Produced by bluebird bio, Lyfgenia is also approved for the treatment of patients 12 years of age and older who have SCD and a history of VOCs. It is a cell-based gene therapy that uses the lentiviral vector method for genetic modification by introducing functional copies of a modified βA-globin gene into patients’ hematopoietic stem cells.
Currently, the estimated cost for the one-time infusion of Lyfgenia is $3,100,000. The intended goal of the treatment is to address the underlying cause of SCD, eliminate VOCS, and as a result, eliminate the increased complications and medical costs associated with the disease.
In a clinical trial, 32 patients between the ages of 12 and 50 received the treatment. Of those patients, 88% experienced a complete resolution of vaso-occlusive events between six and 18 months after infusion, which is the intended outcome of Lyfgenia. The most common side effects reported were stomatitis, thrombocytopenia, neutropenia, febrile neutropenia, anemia and leukopenia. There is also a risk that patients with the α-thalassemia trait may experience anemia that may require chronic red blood cell transfusions.

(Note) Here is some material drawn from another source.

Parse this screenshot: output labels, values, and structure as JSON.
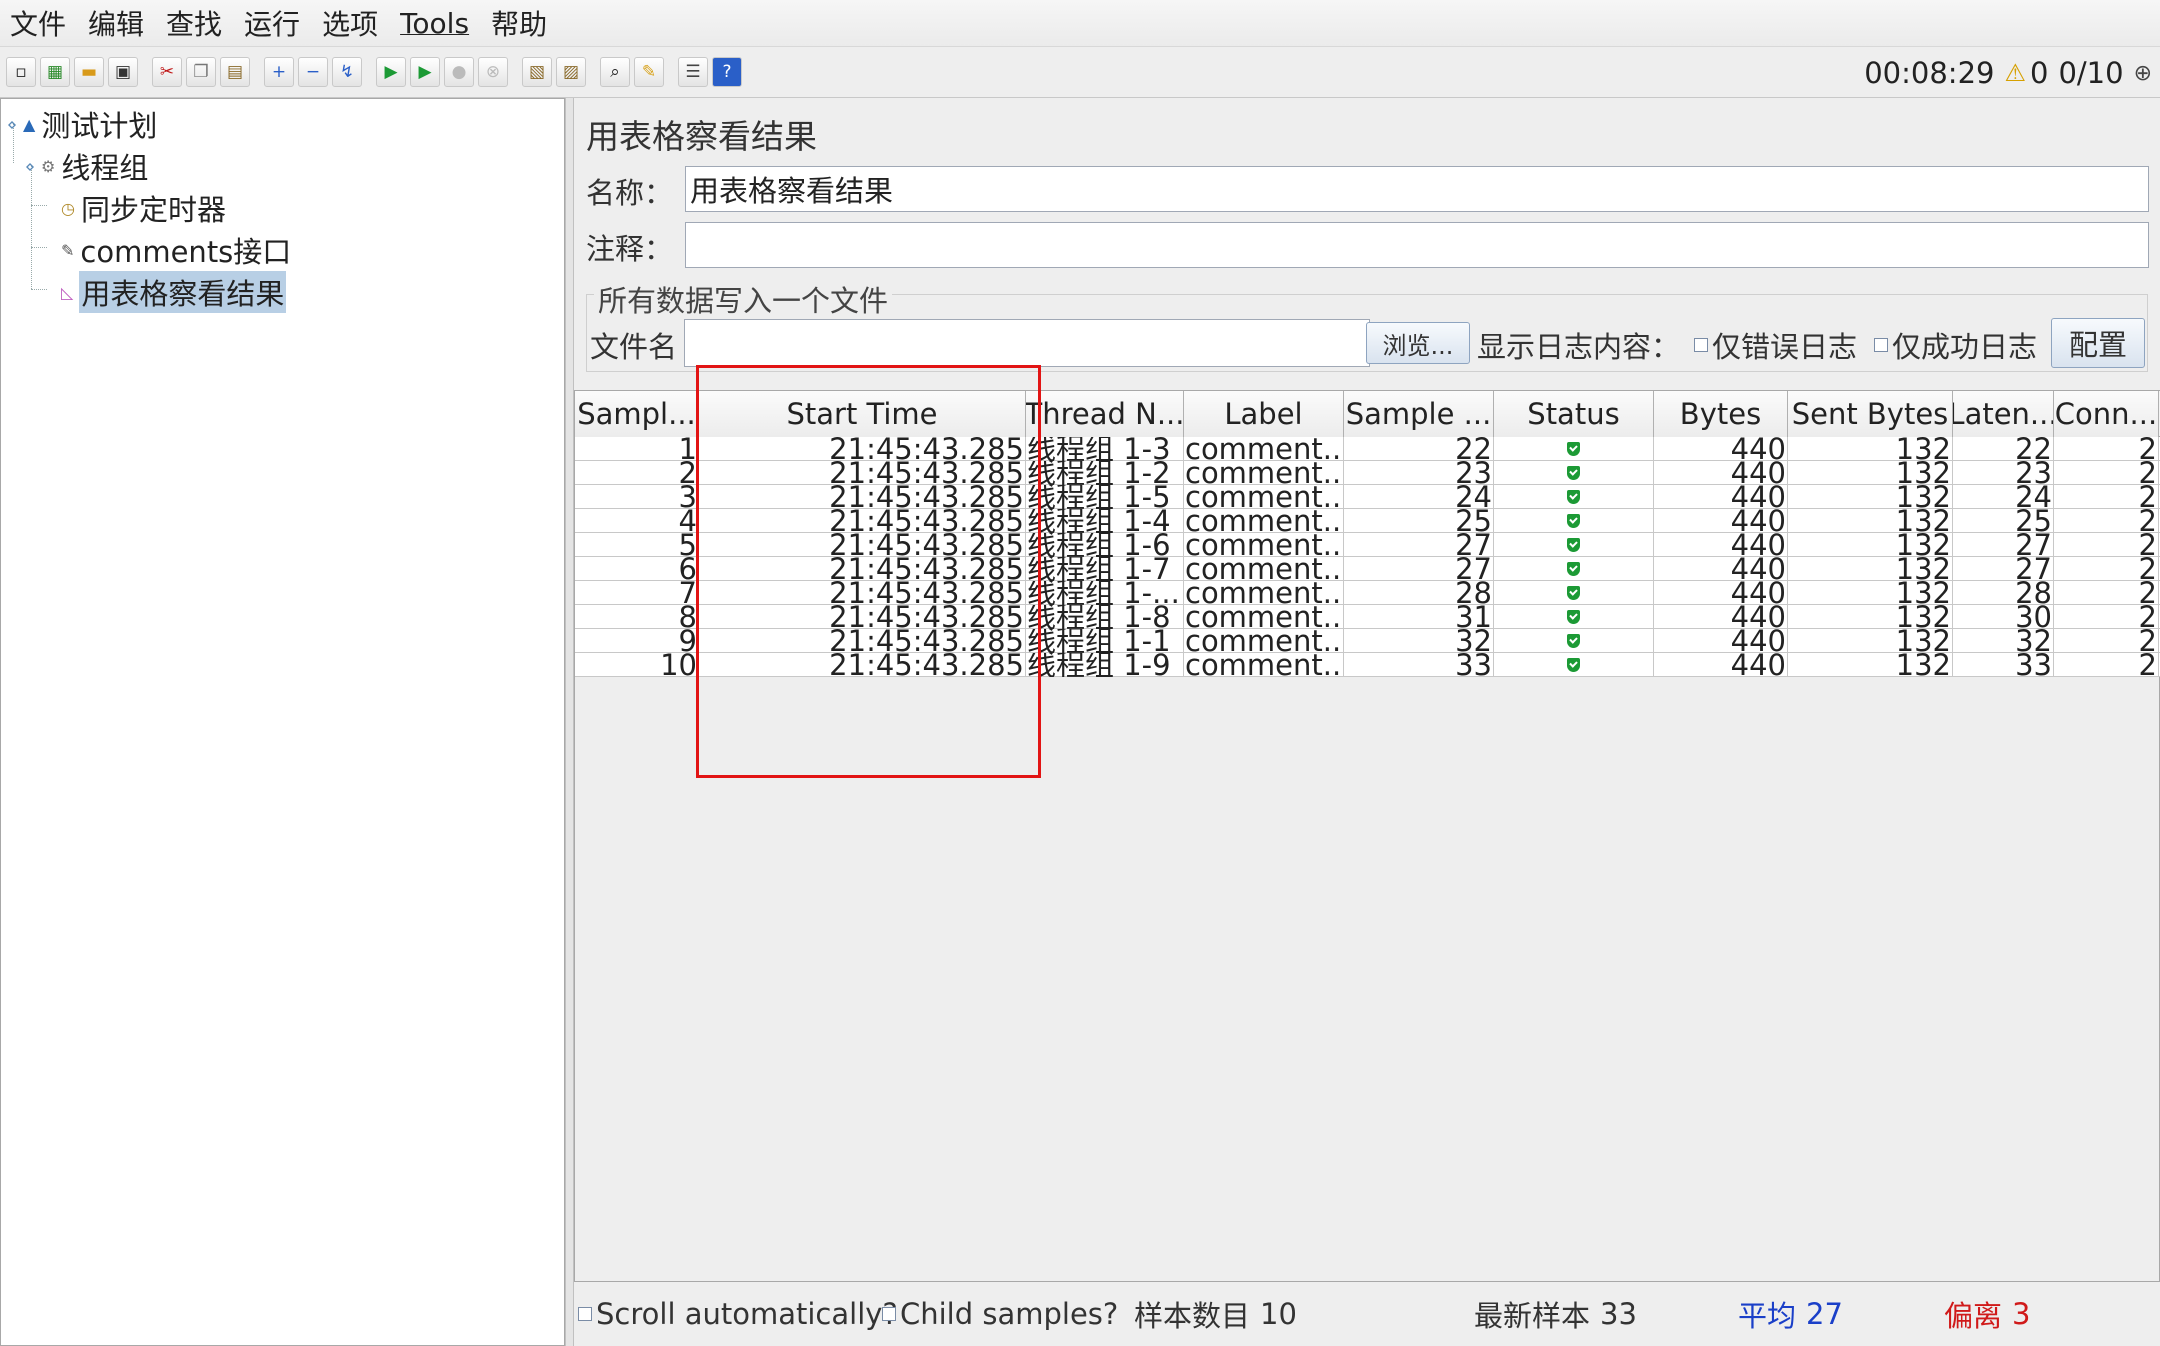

Patients who receive Lyfgenia must participate in routine follow-up lab work, monitoring, infection prophylaxis, and blood cell support and will be followed in a long-term study to evaluate the treatment’s safety and effectiveness.
These two therapies represent the first-ever gene therapist to potentially cure a hereditary condition. For patients, this has the potential to be a game changer as these new therapies aim to cure the disease as opposed to controlling symptoms. Providers are also able to offer hope to their patients with SCD that they previously could not.
While the costs for Casgevy and Lyfgenia are estimated to be 2.2 million and 3.1 million respectively, this does NOT include pre-treatment and post-treatment hospitalization of 4-6 weeks or any complications that may arise. Although the risk for these two treatments (and their associated claims) remains extremely low for a self-funded group plans, it’s critical to have a thorough risk mitigation program in place. Especially as more gene therapies emerge for both rare and more prevalent diseases.
To navigate SCD and other gene therapy risks, self-funded group plans require a healthcare partner with deep experience implementing appropriate cost savings techniques, patient support protocols, and reviewing and auditing current policies based on emerging trends.
At Healthgram, we take a multi-pronged approach to managing these new gene therapies and other emerging treatments. This includes in-house clinical oversight, unique plan language, alternative funding analysis, and seamless reinsurance integration. Our clinical staff and claim experts continue to monitor the market and future risk levels of emerging treatments for clients.
Vice President of Pharmacy Benefits Bryan Klazinga explained, “We will continue to advise our broker partners and clients about strategies to minimize gene therapy risk exposure. This includes the appropriateness of risk sharing and alternative funding programs. If a patient of a customer is prescribed this treatment, we would follow a detailed protocol that we have created for all high-dollar treatments like gene therapies. It’s critical for all parties involved (the patient, customer, broker, and reinsurance carrier) that we provide the right treatment for the right patient at the right cost.”